Extreme bevestigde in zijn verklaring aan Reuters dat zijn interne compliance officer de eigen verklaring had aangevraagd en ontvangen. Het bedrijf voegde eraan toe dat het "andere screeningprocessen heeft om te controleren op rode vlaggen".

SCHEEPSBOUW

In Rusland leverde Extreme IT-apparatuur aan andere militaire bedrijven, volgens de bedrijfsdocumenten die gezien zijn door Reuters en de mensen die bekend zijn met de zaak.

Eén van hen was United Shipbuilding Corp. Het bedrijf heeft zijn hoofdkantoor in St.

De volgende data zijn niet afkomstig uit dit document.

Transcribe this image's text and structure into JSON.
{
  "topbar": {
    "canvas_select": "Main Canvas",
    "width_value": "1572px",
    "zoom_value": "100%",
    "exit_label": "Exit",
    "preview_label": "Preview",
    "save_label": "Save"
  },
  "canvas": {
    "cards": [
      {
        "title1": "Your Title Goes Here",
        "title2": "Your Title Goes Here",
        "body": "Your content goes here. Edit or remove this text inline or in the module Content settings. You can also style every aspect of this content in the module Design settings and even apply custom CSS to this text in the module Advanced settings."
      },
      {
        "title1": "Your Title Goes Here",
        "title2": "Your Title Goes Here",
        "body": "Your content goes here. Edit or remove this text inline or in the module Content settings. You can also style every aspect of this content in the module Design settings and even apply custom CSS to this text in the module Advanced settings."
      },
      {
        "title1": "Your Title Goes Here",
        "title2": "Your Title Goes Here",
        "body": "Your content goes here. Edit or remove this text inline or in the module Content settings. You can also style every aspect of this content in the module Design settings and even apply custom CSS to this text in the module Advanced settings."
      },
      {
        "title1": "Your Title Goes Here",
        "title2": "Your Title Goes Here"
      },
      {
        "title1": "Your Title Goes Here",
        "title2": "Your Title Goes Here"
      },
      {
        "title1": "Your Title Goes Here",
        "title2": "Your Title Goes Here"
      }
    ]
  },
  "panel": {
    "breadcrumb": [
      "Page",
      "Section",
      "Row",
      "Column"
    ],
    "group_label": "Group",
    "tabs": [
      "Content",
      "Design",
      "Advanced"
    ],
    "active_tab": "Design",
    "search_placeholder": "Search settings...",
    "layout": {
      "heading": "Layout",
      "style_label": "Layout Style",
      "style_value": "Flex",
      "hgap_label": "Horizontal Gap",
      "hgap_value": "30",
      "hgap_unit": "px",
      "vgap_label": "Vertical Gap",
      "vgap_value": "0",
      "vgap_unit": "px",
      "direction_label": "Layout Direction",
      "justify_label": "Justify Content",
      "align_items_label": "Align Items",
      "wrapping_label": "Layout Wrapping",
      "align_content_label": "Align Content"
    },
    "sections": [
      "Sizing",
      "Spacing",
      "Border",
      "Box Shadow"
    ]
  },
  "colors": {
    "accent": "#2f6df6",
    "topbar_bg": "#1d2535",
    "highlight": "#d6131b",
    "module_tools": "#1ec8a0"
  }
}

Petersburg en beheert een groot aantal Russische scheepswerven, waar van alles wordt gemaakt, van fregatten tot onderzeeërs tot mijnenvegers. Net als MMZ Avangard staat United Shipbuilding sinds juli 2014 op de lijst van "geblokkeerde" entiteiten van het Amerikaanse ministerie van Financiën.

Een andere was Concern Morinformsystem-Agat, een fabrikant van radar en andere militaire elektronicasystemen. Volgens de documenten, waaronder een openbare aanbesteding van juli 2020, en een van de mensen die bekend zijn met de zaak, vertrouwde Agat op apparatuur van Extreme voor sommige van zijn systemen, die vervolgens werden geïnstalleerd op oorlogsschepen van United Shipbuilding.

Extreme vertelde Reuters dat het geen gegevens had over de verkoop van producten aan United Shipbuilding of Agat. De Russische bedrijven reageerden niet op verzoeken om commentaar.

United Shipbuilding wordt duidelijk beschreven als een klant van Extreme in e-mailcorrespondentie. In april 2020 nam een tussenpersoon contact op met het kantoor van Extreme in Moskou om het plan in te dienen dat de tussenpersoon had geschetst om het datacenter van United Shipbuilding te moderniseren.

Een in Rusland gevestigde technicus van Extreme antwoordde de volgende dag en wees op een paar punten die uit het voorgestelde ontwerp verwijderd konden worden.

"Afgezien daarvan is het allemaal correct," schreef de Extreme-ingenieur in de e-mail.